Bank of America earned $20.436 billion in the first nine months of the year, 2.1% less than in the same period in 2018, although in the last quarter it outperformed expectations thanks to its consumer and advisory business.
The second U.S. bank by volume of assets announced in a statement that in the third quarter obtained a net profit of 5,777 million, 24.1% less than in the same period last year to include the charge of 2,100 million linked to the end of a partnership with First Data.
The entity said it obtained a net profit per share of $2.01 until September, compared to $1.91 a year ago.
The banking group invoiced 68,895 million in the first nine months of the year, about 1% more than in 2018, when it had entered 68,343 million.
The Charlotte-based entity (North Carolina) earned 56 cents per share – analysts expected 54 cents – compared to 66 cents then.
The group’s turnover rose between July and September to 22,807 million, a year-on-year decline of 0.4%.
But Bank of America has been cutting its expenses steadily while revenues are rising. That has made it a favorite title for Warren Buffett’s Berkshire Hathaway, which has asked the Federal Reserve for permission to take its stake beyond the 10% level, according to local media.
In the past, Bank of America benefited from a series of Federal Reserve interest rate increases, which began in late 2015. But now the Fed is moving in the opposite direction: it cut interest rates twice in the third quarter.
This has weighed on the bank’s lending business, whose net interest income was up 1% from last year and was stable from the previous quarter.
The bank’s chairman and chief executive officer, Brian Moynihan, highlighted “strong shareholder earnings” in a Bank of America note.
“In a moderate-growth economy, we have focused on managing what we can control.
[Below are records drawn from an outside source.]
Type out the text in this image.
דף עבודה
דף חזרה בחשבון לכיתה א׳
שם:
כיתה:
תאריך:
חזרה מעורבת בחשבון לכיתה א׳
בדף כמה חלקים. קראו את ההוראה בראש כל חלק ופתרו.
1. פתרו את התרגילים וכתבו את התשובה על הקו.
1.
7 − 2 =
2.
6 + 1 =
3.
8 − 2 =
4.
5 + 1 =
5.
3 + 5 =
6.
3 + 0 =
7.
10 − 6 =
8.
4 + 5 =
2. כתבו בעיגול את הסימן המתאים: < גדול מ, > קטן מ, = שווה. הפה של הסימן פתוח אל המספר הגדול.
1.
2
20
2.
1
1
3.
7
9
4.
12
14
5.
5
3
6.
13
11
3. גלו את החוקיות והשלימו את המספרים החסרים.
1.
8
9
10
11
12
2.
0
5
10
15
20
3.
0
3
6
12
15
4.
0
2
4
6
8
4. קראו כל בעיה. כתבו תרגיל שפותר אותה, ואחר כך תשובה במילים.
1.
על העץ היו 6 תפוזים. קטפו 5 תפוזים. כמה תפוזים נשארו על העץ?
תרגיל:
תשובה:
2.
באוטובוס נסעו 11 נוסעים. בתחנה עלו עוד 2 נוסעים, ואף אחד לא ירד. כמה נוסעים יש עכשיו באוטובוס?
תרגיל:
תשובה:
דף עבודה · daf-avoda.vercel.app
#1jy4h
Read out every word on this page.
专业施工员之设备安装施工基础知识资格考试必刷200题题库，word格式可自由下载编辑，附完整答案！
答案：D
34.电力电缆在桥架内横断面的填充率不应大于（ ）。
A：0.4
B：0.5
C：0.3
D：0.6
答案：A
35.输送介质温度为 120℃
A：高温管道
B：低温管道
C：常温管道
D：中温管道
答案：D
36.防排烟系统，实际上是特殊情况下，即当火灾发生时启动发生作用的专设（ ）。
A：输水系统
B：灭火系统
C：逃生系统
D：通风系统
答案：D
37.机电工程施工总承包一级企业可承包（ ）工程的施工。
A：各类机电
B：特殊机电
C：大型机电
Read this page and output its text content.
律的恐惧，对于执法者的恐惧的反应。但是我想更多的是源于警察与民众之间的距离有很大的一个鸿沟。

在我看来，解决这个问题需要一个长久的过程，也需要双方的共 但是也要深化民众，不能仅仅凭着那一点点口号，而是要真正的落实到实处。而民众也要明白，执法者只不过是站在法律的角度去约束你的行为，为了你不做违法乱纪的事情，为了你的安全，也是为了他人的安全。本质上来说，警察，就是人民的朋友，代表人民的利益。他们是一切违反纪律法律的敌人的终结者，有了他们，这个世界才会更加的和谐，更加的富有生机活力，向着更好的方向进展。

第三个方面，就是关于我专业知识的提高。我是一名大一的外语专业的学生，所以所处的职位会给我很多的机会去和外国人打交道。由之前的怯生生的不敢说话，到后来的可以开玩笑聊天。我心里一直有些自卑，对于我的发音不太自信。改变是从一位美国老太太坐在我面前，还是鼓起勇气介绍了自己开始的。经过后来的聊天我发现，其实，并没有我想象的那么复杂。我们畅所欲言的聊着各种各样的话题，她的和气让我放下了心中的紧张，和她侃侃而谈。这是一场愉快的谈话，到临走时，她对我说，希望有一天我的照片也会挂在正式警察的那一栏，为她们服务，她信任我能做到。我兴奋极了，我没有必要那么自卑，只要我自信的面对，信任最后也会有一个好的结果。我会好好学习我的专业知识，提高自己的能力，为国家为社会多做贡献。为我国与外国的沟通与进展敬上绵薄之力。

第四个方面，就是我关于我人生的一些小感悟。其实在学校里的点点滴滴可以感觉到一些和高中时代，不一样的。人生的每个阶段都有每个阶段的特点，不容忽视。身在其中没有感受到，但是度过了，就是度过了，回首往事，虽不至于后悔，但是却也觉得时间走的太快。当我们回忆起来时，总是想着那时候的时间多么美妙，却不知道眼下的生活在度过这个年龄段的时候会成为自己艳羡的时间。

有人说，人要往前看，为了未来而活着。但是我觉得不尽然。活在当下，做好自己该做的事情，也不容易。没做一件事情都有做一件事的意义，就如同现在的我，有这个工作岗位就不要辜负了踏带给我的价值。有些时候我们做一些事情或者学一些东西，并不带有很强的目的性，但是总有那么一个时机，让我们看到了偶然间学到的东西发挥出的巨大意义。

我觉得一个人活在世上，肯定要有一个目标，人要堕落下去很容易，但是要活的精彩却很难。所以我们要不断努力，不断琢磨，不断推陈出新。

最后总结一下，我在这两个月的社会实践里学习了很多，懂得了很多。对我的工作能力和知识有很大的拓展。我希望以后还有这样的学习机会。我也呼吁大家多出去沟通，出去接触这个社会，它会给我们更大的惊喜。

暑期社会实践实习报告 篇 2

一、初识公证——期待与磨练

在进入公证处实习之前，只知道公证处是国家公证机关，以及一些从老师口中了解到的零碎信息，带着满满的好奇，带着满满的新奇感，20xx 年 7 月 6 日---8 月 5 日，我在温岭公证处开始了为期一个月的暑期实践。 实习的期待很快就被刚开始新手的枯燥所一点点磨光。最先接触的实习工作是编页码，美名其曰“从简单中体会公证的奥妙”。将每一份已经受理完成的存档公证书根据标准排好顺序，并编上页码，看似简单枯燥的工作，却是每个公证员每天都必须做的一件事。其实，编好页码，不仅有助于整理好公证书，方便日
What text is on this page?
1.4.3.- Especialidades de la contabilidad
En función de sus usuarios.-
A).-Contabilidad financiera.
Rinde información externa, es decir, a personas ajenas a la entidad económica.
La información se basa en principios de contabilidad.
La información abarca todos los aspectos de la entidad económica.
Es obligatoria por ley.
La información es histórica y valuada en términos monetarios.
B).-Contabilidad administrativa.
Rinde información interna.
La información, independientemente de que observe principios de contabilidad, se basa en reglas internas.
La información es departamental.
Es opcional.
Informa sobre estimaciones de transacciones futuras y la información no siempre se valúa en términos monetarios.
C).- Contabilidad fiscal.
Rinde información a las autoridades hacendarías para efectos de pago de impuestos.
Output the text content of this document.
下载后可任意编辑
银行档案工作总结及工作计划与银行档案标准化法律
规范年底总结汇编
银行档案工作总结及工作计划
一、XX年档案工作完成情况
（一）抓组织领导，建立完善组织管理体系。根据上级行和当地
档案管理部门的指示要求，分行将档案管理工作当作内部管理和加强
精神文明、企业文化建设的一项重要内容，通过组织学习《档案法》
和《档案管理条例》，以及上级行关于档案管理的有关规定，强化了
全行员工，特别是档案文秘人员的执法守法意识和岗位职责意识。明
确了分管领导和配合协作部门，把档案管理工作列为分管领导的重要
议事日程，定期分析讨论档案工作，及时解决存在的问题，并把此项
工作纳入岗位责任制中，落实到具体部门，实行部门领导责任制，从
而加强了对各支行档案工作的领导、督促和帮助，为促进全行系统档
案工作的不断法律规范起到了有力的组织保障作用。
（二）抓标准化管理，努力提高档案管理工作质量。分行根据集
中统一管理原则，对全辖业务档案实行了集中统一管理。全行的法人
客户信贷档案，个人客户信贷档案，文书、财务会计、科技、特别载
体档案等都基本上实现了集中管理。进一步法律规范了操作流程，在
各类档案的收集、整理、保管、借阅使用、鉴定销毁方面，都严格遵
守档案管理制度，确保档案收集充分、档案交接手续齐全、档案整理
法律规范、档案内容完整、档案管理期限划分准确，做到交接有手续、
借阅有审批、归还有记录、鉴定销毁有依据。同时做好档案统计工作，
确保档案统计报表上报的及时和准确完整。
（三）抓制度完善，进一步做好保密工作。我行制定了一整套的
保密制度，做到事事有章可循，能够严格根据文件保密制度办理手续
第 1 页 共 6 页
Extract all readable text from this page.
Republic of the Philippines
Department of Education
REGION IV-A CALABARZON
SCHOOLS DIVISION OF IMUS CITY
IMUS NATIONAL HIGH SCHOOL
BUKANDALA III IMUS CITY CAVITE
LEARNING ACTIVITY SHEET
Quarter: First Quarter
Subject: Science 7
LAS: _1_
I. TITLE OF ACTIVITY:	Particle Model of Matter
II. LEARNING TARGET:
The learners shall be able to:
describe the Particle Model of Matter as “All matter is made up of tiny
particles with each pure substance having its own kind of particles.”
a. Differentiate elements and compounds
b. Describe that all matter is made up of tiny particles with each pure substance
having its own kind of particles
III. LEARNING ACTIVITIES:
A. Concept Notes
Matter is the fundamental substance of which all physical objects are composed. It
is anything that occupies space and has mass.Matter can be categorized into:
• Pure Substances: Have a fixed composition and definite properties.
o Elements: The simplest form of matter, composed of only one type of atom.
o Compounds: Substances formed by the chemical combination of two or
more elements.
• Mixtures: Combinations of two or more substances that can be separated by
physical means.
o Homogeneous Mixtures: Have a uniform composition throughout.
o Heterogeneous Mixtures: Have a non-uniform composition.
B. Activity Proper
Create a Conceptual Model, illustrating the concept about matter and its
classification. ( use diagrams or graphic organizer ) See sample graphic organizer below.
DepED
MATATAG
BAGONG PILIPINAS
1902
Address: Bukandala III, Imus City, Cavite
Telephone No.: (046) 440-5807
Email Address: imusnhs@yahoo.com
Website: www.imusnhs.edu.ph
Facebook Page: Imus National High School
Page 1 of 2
We invested heavily in our capabilities to serve customers, more management teams, more branch and office renovations, and more digital capabilities, all at the same time,” the CEO recalled.
Brian Moynihan believes that “the expansion of our customer base and our ability to gain market share in most of our businesses in the quarter reflect responsible growth” of the entity.
The bank’s profits were above analysts’ expectations and at the opening of Wall Street its shares rose by 3.25% on the New York stock exchange, as did the day before the rest of the country’s major banks.